Die Organisation Letzte Generation hat sich wohl auch nicht zufällig des Deutschen liebstes Kind, das Auto, ausgesucht, um auf die drohenden Gefahren aufmerksam zu machen. Denn wir ahnen und wissen es alle immer mehr, dass wir handeln müssten. Wir könnten jetzt auch noch lange abschweifen, dass Deutschland als digitales Neandertal die gesellschaftliche Medienkompetenz fehlt, öffentliche Medien gerade mit sich selber beschäftigt sind (die Sendung von Böhmermann setzte dieser Woche quasi die Krone auf) und auch darauf verweisen, dass der Zerfall von Twitter praktisch gleichzeitig mit dem Unfall passierte und wir vielleicht hier die erste Welle der völlig enthemmten Querdenkerei, Zukunfts- und Realitätsverweigerung in Form von unkontrolliertem Hass erleben.

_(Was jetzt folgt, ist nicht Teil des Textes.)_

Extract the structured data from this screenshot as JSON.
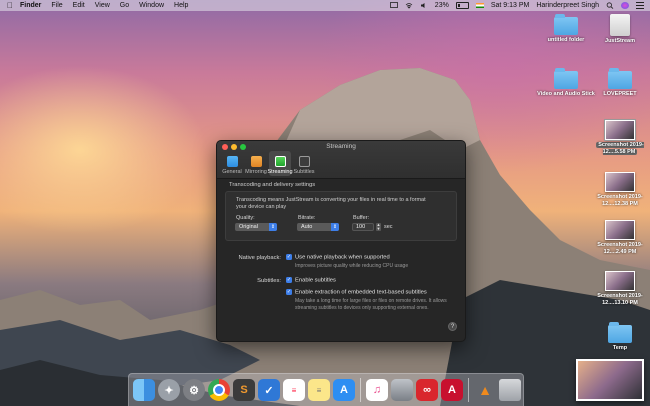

Laut ZDF heute journal soll Hassrede auf Twitter nämlich im selben Zeitraum von nur wenigen Stunden bzw. Tagen um 500 Prozent explodiert sein, weil Musk die zuständigen Teams gerade feuert. Interessant ist, dass die Moderation zwar auch gehen muss, aber noch aktiv ist und die Twitterregeln immer noch gelten, sich aber jene, die durch diese in Schach gehalten werden sollen, nun völlig über alles hinwegsetzen, weil sie den Zusammenbruch erwarten und sich nur schon durch die Ankündigung von Lockerungen nun völlig zur Ausartung legitimiert sehen. Erschreckende Effekte. Das wird auch den Klimadiskurs beeinflussen und verändern.

Die eigene Unreflektiertheit von Politikern, mittelgradig empörten Zaungästen am Rande des digitalen Welt-Dorfplatzes und die auf dem absteigenden Ast begriffenen Springermedien schüren eine gefährliche Stimmung, welche die zarte Pflanze des jungen Protestes zertrampeln. Die Regierung fühlt sich kritisiert und kritisiert zurück, anstatt in sich zu gehen, zu vermitteln oder endlich zu handeln. Ob die Aufregung beim ersten ernsthaft verletzten Klimaaktivisten auch so groß sein wird, werden wir wohl leider erleben müssen. Kaputte Medien, frei drehende soziale Medien und politischer Egoismus sind schon länger ein Problem, besonders in einer digital ungebildeten Gesellschaft. Dieser Komplex macht ein Kampf für sofortige Klimamaßnahmen zunehmend schwieriger. Und das ist nicht nur für die Aktivisten schlecht, sondern für uns alle. Denn wir müssen jetzt in die klimatische Zukunft aufbrechen – und das geht nur in einem medial besonnenen Klima. Direkt im Anschluss sahen sich nun Bayerns Behörden dazu übrigens veranlasst, Klimaaktivisten in München ohne Urteil und mit einem nicht dafür erfundenen Gesetz vorsorglich – das muss man sich mal auf der Zunge vergehen lassen – ins Gefängnis zu stecken. Ob dieses Vorgehen durch die Geschehnisse in Berlin und die nationale Kontroverse beeinflusst worden sein könnte, liegt im Urteil des geneigten Lesers dieser Gazette.

Unsere Demokratie ist ernsthaft gefährdet. Viele und gerade Politiker begreifen das nicht. Durch das Klima selber, die Klimafolgen, Menschen wie Elon Musk und weiter Öl ins Feuer gießen, anstatt ehrlich die harte Realität anzuerkennen und den eigenen Wählern zu kommunizieren. Aber auch durch Ablenkung von der eigenen Verantwortung oder dem aktiven Kampf gegen den per Definition friedlichen und demokratisch wichtigen Protest der Klimaaktivisten. Zwar waren die zwei Aktivisten in Berlin, welche auf einer Schilderbrücke stehend den Verkehr darunter zum Anhalten brachten, älteren Semesters, aber auch das demografische Ungleichgewicht in der politischen Vertretung führt zu einer Ohnmacht einer ganzen jungen Generation, weil sie beim Klima nicht mitreden können. Es wird immer wieder darauf verwiesen, dass es andere Wege geben müsse. Auf die zahlreichen Fragen vieler bekannter Twittergrößen aus verschiedenen Lagern und auch vom Klimablog, welche das denn sein könnten, wusste niemand eine Antwort. Und das ist wirklich empörend.